Quem é o culpado? Ainda uma vez apelo para aqueles que disso entendem. Por toda
parte onde há aqueles regimes os estudantes estão nas vanguardas da violência. Não é
um acaso. Ouso responder: os estudantes são os culpados.
O fascismo foi impossível na Rússia. É também um fato fundamental que a Rússia não
conheceu, não teve uma classe média. Ora, seguindo a corrente da época, o bolchevismo
criou uma classe média.

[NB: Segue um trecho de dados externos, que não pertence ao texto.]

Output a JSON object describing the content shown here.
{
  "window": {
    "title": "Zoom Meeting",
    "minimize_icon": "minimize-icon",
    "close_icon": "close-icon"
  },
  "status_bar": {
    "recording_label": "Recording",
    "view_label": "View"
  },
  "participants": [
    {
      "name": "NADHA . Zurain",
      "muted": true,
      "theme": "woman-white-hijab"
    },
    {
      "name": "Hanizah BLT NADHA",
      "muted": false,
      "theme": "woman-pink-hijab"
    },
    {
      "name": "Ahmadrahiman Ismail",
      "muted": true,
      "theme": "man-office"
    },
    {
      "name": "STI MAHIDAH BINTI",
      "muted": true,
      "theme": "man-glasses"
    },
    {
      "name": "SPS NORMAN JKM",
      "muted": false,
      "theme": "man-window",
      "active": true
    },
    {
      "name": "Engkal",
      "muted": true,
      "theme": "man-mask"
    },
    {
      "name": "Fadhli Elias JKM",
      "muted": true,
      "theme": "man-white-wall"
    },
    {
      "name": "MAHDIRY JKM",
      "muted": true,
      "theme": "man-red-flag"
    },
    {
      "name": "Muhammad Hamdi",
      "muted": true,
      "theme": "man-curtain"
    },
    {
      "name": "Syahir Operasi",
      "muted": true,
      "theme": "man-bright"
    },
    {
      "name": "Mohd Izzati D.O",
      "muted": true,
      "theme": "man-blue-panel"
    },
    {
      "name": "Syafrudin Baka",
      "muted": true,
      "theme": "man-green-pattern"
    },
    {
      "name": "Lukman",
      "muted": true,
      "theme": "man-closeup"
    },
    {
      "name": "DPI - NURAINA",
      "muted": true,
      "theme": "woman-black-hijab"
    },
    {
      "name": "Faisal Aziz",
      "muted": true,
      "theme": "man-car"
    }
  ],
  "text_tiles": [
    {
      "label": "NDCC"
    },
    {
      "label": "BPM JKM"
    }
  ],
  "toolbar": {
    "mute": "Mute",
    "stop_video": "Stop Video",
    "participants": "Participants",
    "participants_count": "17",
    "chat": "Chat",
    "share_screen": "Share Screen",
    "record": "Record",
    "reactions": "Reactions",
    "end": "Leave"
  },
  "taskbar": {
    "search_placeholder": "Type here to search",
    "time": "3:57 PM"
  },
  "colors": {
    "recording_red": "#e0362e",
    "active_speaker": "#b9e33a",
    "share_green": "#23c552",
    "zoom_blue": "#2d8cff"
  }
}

A burocracia soviética, os stakhanovistas e outras camadas
privilegiadas do operariado não são outra coisa senão uma nova classe média.

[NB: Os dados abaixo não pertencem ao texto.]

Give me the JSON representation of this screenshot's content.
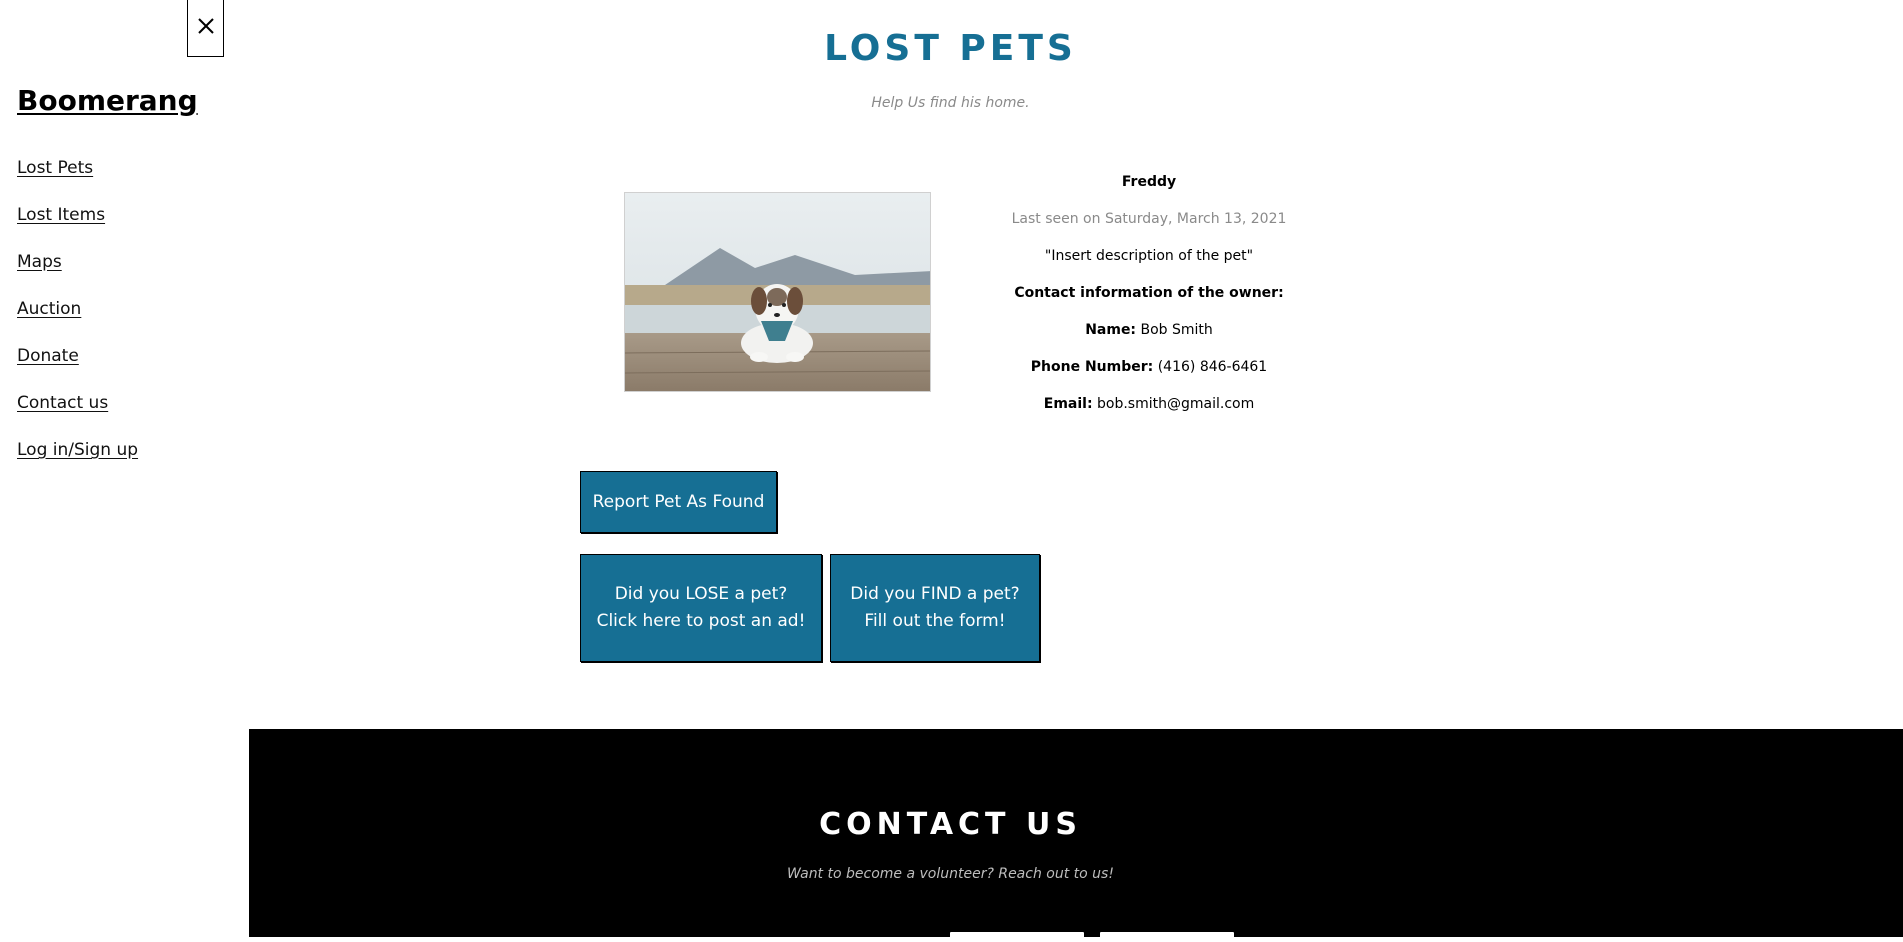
{
  "sidebar": {
    "close_icon": "close-icon",
    "brand": "Boomerang",
    "items": [
      {
        "label": "Lost Pets"
      },
      {
        "label": "Lost Items"
      },
      {
        "label": "Maps"
      },
      {
        "label": "Auction"
      },
      {
        "label": "Donate"
      },
      {
        "label": "Contact us"
      },
      {
        "label": "Log in/Sign up"
      }
    ]
  },
  "main": {
    "title": "LOST PETS",
    "subtitle": "Help Us find his home.",
    "pet": {
      "image": "dog-photo",
      "name": "Freddy",
      "last_seen": "Last seen on Saturday, March 13, 2021",
      "description": "\"Insert description of the pet\"",
      "contact_heading": "Contact information of the owner:",
      "name_label": "Name:",
      "name_value": "Bob Smith",
      "phone_label": "Phone Number:",
      "phone_value": "(416) 846-6461",
      "email_label": "Email:",
      "email_value": "bob.smith@gmail.com"
    },
    "buttons": {
      "report": "Report Pet As Found",
      "lose_line1": "Did you LOSE a pet?",
      "lose_line2": "Click here to post an ad!",
      "find_line1": "Did you FIND a pet?",
      "find_line2": "Fill out the form!"
    }
  },
  "contact": {
    "title": "CONTACT US",
    "subtitle": "Want to become a volunteer? Reach out to us!"
  },
  "colors": {
    "accent": "#166f94",
    "footer_bg": "#000000",
    "muted_text": "#8a8a8a"
  }
}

Considerando, nos outros países, a ascensão de camadas igualmente novas, que o século
XIX ainda não conhecia, verdadeiros exércitos de empregados privados, de funcionários
públicos, de pequenos empresários, todos formados num regime de ensino secundário
ou superior muito facilitado, essas massas de homens, todos mais ou menos educados,
essas multidões de "pequenos intelectuais"; considerando essas multidões de homens
novos, nem capitalistas nem trabalhistas, que Karl Marx não podia prever, deve-se
precisar o pensamento: o fascismo e o bolchevismo têm o lado comum de serem
expressões das novas classes médias. E a ideologia que permite explicar o espírito das
novas classes médias é a ideologia pequeno-burguesa, violentamente revolucionária e
antiintelectualista.
Explica-se, por isso, que Georges Sorel, o pai espiritual comum do fascismo e do
bolchevismo, Georges Sorel, o ideólogo da violência, seja um homem profundamente
pequeno-burguês, representante típico das classes médias francesas, preocupado com a
decadência das "autoridades sociais", que ele concebeu fielmente no espírito
conservador de Le Play; preocupado, enfim, com a decadência vital da raça latina, pela
qual ele responsabiliza violentamente a Inteligência; ao espírito ele prefere a vitalização
pelos instintos bárbaros da massa.
Fica-se a admirar que Sorel fale em decadência, na França dos Taine e Bergson, dos
Flaubert e Proust, dos Mallarmé e Claudel, dos Degas e Cézanne, dos Rodin e Debussy,
dos Pasteur e Henri Poincaré, numa das épocas mais magníficas do espírito francês.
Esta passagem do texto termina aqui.